The factories on the Prosperity had finally been separated from what would become two frigates and a pair of mining ships. If there were no more surprises, the
y’d be landed tomorrow. Miners could also head out tomorrow to find the minerals needed to make batteries and other modern electronic gear . . . such as lasers.
When Jack kissed Kris good night in her day quarters, at the door to her night quarters, per regulations, Kris could claim to have had a very nice day.
35
Frigate Squadron 4 pulled away from the station right smartly next morning at 0900 sharp. But it wasn’t just the officers and crews who had learned a thing or three. So had their commodore.
“Flag to squadron, set Condition Charlie,” Kris ordered.
“Right, of course,” Captain Kitano was heard to mutter under her breath.

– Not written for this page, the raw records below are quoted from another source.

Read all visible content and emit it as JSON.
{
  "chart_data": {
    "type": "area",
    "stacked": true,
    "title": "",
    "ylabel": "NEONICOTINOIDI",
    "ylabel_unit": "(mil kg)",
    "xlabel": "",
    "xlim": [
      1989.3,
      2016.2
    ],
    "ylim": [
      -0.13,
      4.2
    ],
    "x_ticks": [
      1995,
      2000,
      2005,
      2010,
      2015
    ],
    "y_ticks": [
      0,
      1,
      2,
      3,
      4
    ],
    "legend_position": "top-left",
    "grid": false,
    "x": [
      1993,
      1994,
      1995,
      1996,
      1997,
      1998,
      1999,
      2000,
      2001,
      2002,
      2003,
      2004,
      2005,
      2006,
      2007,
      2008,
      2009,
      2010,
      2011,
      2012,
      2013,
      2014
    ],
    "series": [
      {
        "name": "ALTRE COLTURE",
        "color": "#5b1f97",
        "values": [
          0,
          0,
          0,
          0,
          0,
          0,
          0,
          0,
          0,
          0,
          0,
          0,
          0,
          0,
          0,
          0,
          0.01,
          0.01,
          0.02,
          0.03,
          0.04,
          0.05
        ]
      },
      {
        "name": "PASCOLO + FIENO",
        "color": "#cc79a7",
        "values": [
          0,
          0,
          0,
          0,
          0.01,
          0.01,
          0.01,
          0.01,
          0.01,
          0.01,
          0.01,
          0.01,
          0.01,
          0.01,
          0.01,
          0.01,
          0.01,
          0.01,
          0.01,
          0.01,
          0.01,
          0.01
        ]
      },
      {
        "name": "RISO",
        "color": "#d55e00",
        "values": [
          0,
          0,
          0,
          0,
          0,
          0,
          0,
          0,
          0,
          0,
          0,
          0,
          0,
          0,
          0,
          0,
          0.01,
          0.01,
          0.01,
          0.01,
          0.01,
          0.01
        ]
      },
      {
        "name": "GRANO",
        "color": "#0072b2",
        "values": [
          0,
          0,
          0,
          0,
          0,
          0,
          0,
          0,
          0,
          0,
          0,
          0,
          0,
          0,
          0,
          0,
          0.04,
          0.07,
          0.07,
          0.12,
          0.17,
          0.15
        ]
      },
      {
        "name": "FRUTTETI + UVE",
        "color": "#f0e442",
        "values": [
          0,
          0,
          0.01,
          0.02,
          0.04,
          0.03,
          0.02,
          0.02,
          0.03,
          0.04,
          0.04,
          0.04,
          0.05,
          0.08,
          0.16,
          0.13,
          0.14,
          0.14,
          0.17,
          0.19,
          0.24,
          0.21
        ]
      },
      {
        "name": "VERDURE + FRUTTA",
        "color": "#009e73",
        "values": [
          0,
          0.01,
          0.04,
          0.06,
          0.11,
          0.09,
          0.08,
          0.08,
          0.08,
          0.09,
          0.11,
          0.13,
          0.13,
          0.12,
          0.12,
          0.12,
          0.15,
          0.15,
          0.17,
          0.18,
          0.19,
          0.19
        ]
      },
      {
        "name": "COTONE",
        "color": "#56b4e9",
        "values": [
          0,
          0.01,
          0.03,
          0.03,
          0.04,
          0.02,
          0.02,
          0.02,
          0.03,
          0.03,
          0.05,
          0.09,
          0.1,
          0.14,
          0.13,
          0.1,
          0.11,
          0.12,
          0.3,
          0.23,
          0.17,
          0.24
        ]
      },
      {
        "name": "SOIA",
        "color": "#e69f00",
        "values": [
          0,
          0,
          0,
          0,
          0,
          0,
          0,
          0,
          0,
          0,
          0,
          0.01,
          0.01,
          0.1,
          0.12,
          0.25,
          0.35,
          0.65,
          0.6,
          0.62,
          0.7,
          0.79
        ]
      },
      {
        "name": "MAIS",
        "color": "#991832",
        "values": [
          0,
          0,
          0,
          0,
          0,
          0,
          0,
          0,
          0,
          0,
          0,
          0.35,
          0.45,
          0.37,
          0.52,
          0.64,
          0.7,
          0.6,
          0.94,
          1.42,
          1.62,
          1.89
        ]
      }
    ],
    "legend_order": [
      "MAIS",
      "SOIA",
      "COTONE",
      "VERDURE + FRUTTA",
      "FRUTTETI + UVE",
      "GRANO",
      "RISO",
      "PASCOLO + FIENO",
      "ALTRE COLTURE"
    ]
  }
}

Five minutes later, the squadron accelerated smartly to three gees and held that speed for most of the trip out to Alwa’s closest gas giant. Along the way, an asteroid belt provided them with ample opportunity to practice their gunnery and reloading speed. Kris hated the long wait for the lasers to recharge. She felt naked waiting fifteen seconds for the forward lasers to be ready again. Once, when the Princess Royal had targets both fore and aft, it took twenty seconds to get the lasers back online.
“Could we recharge three lasers forward and two aft in ten seconds? Or fewer lasers in shorter time?” she asked.
Captain Kitano shook her head. “If we try to pour too much juice too quickly to one capacitor, we’ll fry the power cables.”
Kris nodded. NELLY, SEE WHAT YOU CAN FIND OUT ABOUT COOLING THE CABLES MORE.
KRIS, THEY’RE ALREADY SUPERCONDUCTORS. THERE’S A LIMIT.
THEN MAYBE WE NEED TO HAVE MORE CABLES.
I WILL RESEARCH WHAT CAN SPEED UP RELOAD TIMES, KRIS.
When they made orbit around the gas giant, the real fun began. Each frigate spun off a pinnace, powered by a single reactor, and stood by as the smaller ship went cloud dancing for reaction mass. Once, twice, then a third time, the pinnaces did their dance, each time bringing a supply of hydrogen, helium, and maybe other heavier slush, back to its frigate.
Kris could only smile as the pinnaces did easily what the old Wasp had nearly wrecked herself doing. Here was another reason to love the new Smart MetalTM.